I am not afraid to die
On Sunday 23 July 2017, I went to bed as normal about 10:30pm after a good Lord’s Day, with nothing amiss. However, during the night my eye and the surrounding area had swollen considerably. I went along to the Accident and Emergency department of our local hospital and was diagnosed with orbital cellulitis. Over the next few hours, I received treatment for my eye infection, but I was also starting to feel disoriented, incoherent and very unwell. The doctors were concerned that the infection could spread to my brain and tests were carried out to determine the exact nature of the infection to find the right antibiotic. However, throughout the day no-one noticed that I had also developed sepsis. My body was over-reacting to the infection and attacking itself. Later that evening, my kidneys stopped working, and I was then transferred to the Intensive Care Unit (ICU).
By now I was wired up to every conceivable monitor, being pumped with fluids and a cocktail of antibiotics, and receiving one-on-one care. My wife was called in to the ICU at about 1:00am to see me. She was told that they were chasing the sepsis and that they could not say what the outcome would be. I simply said to her, ‘Don’t worry, I am not afraid to die.’ While being very concerned, we both had a real sense of the peace of God which passes all understanding. The deep peace that God gives in these situations is palpable. It was not just my wife and I who experienced such a peace, but my whole family.
The next morning I was still alive and after 36 hours in the ICU, I improved enough to be moved back to the High Dependency Unit. I spent several days there, and despite a few setbacks, the doctors were able to treat me, and I was eventually taken to a standard ward to continue my recovery. After two and a half weeks in hospital, I was physically well enough to be discharged, although it took several more months to recover my strength fully.
My heart is fixed
During this time, I had many visitors, especially from our church. One of the elders came to see me, and I asked him how it was that I could say, ‘I am not afraid to die,’ as I am not a naturally strong character. His response was, ‘That’s because everything is fixed, you know where you are going, and all is well.’ It was true, in that time of trial, God had given me a sense of his peace, and I knew that he was with me. I knew that if I died, I would remain with him.
The next day another elder came in to see me. He told me how God had blessed him through a specific verse in the Psalms when he was recently in hospital with heart problems. After he left, I prayed that God would give me a verse. Nothing happened! But the next day I was flicking through the Psalms and lighted on Psalm 57 verse 7: My heart is fixed, O God, my heart is fixed: I will sing and give praise. I was blown over by this verse. It confirmed to me that my heart was truly fixed (made right) with God through the precious blood of Jesus Christ. I pondered why David said the phrase twice. He was determined to fix his eyes on God and praise him. Oh, how this verse blessed me! My quiet times with God were wonderful; my prayers were more full of praise than petition. I knew what it meant to draw near to God and he will draw near to you (James 4:8). I was experiencing God’s nearness. God is in control, and this was made clear to me when on my return to church I was greeted by an elder who simply said to me, ‘God has spared you.’ That is absolutely true. Ultimately, it wasn’t the doctors who saved me, but God. In his plan, it wasn’t my time to cross the Jordan.
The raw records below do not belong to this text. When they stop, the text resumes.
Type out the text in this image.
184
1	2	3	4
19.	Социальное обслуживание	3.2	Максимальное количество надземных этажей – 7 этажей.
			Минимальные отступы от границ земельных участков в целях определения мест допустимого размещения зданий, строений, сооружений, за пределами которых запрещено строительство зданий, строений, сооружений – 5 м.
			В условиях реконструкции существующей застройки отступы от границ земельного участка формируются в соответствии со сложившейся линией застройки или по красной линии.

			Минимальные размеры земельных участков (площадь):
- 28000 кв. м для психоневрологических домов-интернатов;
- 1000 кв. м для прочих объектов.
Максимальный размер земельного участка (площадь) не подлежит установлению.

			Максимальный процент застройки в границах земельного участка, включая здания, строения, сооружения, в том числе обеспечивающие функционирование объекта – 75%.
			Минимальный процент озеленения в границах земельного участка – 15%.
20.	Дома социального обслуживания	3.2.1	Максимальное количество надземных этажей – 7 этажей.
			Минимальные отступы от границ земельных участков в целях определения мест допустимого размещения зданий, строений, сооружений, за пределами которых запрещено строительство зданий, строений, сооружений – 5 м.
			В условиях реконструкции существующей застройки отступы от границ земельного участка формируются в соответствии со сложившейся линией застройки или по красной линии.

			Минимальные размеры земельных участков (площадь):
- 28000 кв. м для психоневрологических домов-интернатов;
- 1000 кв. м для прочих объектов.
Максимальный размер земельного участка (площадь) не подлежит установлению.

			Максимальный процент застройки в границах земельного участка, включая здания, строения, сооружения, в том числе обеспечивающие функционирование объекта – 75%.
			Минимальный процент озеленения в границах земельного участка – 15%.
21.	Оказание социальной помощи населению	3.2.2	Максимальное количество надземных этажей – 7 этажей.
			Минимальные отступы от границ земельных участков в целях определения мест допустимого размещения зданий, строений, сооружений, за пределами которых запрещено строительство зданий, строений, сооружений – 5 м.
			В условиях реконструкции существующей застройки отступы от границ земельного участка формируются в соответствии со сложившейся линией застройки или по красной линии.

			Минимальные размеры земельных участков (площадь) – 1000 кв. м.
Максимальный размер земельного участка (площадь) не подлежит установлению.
Walk by faith, not by sight
This nearness of God lasted for a few months and then seemed to dissipate. I was perplexed about this and asked an elder why this was happening. He said his wife had been through a similar experience to me and he believed it was because we are to ‘walk by faith, not by sight’ (2 Corinthians 4:7). I was reminded of the poem Footsteps which someone had sent me on a card while I was in hospital. In this poem, a man has a vision of his life with the Lord as two sets of footprints, walking side by side across the sand. But, during the lowest points of his life, the man was upset to find just a single set of footprints. When he asked the Lord about this, the Lord told him that at this point, he had not left him to walk alone, but instead, he had carried him in his arms. Just like the poem, I had reached a point where I did not need Christ to hold me in his arms, but to walk alongside me again.
This whole experience has taught me that God will be with me when I do eventually cross the Jordan. One day I will face death again, and I know for a certainty that God will be there holding me and taking me across. He will never leave me.